DON GIOVANNI MILANI MEDITA
NELLA QUINTA DOMENICA
DOPO LA PENTECOSTE

Il tema del brano evangelico che ci è posto innanzi è quello del seguire il Signore; non possiamo negare ci susciti, a prima vista, qualche perplessità soprattutto nel tono perentorio del Signore Gesù che dobbiamo aver attenzione a leggere nel suo significato profondo, che certo qui non viene enunciato secondo il nostro modo abituale d’esprimerci, ma nelle forme antiche e vibranti, nei toni forti consueti all’antico a richiamare valori. Si illumina la lettura quando riusciamo a vedere quegli incontri, nel loro significato più alto che non sta tanto nel rapporto personale, nel battito dell’accaduto; piuttosto in una esemplarità che, qui sì, dev’esser letta nella sua assolutezza: non si tratta – in Gesù – di seguire una persona umana pur grande, è il seguire invece il Signore: Dio. Proviamo a confrontarci in modo più diretto col brano: il primo anonimo si propone lui stesso, Gesù di rimando indica, nel proprio modo di vita, non condizione solo esemplare, ma il vero andare a Dio, rinnegando sé stessi. Questo rinunciare – o meglio premettere – ad ogni legame personale e famigliare il seguire il Signore, è posto a riflessione con l’esempio della volpe sfuggente e della spigliata libertà degli uccelli: pure queste creature, che ci appaiono tanto libere nell’aria, cercano stabilità e rifugio, cura di sé; seguire il Signore ci è presentato come assoluto e primario in Gesù (già nell’antico lo possiamo vedere richiesto ad Abramo); l’entusiasmo di sequela di quel “tale”, come d’ognuno, deve trovare decisione pensata: la sequela del Signore avanti tutto.

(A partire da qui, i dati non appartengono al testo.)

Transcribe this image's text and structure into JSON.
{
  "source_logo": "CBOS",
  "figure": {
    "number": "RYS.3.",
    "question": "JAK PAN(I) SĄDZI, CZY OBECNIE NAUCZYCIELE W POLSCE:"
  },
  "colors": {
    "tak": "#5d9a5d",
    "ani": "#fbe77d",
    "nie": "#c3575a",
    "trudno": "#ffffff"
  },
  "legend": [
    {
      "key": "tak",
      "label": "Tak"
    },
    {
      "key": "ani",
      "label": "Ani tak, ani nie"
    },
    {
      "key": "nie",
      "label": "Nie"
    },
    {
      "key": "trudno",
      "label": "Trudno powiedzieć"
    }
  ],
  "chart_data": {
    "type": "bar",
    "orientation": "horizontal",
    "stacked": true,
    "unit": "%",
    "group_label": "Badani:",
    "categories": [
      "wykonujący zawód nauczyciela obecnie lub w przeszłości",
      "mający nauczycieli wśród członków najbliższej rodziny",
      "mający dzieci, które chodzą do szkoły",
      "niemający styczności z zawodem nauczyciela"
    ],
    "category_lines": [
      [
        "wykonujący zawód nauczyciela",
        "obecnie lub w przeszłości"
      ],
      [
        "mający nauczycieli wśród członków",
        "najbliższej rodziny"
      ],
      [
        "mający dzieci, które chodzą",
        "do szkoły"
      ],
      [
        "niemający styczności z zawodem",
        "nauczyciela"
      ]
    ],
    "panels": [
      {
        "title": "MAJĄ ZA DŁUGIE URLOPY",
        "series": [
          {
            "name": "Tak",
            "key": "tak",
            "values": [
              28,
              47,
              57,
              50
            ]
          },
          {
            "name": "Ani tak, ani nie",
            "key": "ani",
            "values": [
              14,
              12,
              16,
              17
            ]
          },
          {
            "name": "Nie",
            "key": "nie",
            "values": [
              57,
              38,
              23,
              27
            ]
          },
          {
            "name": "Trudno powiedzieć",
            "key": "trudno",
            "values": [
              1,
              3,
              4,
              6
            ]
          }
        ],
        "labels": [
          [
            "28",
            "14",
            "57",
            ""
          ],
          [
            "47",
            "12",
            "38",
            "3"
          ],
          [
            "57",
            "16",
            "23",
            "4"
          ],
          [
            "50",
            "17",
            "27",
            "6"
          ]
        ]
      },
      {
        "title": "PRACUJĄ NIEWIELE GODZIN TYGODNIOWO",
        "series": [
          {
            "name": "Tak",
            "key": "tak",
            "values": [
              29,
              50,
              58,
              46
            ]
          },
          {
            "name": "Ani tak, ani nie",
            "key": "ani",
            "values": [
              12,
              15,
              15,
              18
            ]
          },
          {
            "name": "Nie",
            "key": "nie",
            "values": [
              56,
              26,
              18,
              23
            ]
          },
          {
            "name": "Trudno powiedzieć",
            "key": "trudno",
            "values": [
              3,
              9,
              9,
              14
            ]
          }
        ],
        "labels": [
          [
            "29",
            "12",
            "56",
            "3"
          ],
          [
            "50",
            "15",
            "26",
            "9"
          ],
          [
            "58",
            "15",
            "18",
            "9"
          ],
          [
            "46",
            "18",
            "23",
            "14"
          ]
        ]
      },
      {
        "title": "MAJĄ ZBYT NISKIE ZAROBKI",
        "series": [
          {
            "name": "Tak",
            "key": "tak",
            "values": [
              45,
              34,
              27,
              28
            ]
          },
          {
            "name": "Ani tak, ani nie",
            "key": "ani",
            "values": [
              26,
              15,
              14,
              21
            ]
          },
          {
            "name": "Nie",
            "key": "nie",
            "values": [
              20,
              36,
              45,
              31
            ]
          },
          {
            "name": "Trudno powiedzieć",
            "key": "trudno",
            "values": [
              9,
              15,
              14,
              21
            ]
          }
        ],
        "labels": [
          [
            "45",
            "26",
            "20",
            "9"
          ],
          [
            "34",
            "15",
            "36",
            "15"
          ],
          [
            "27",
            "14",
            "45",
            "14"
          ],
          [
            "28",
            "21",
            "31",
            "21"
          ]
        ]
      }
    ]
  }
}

Così dobbiamo leggere pure i successivi incontri con Gesù. Il secondo, invitato a seguirlo, vede il Signore Gesù mostrarsi più severo di Elia con il discepolo e successore Eliseo e la stessa severità pare anche nei confronti dei propositi del terzo cui è risposto con un rigore che anche qui, non possiamo negare ci meravigli. La domanda che sale alla mente è circa l’accoglienza e dolcezza di Gesù che abbiamo ammirato tante volte con i poveri e con i peccatori. Dobbiamo invece riflettere – innanzitutto sui toni di tenore profetico, per dare vibrato spessore alla materia – e più profondamente sull’intento educativo del Signore Gesù che qui cerca di fare trasparire, dal suo stesso agire, il grande, l’assoluto impegno a seguire il Signore, a dare primato a Dio. La nostra debole fede ha qui richiamo certamente forte: il Signore non vuole certo scoraggiare, ma sollecitarci a riflessione: nel seguire lui, nell’orientare la vita secondo l’assoluto che prospetta non la smarriremo, le troveremo invece senso pieno proprio nel diventare noi stessi capaci d’annuncio del regno.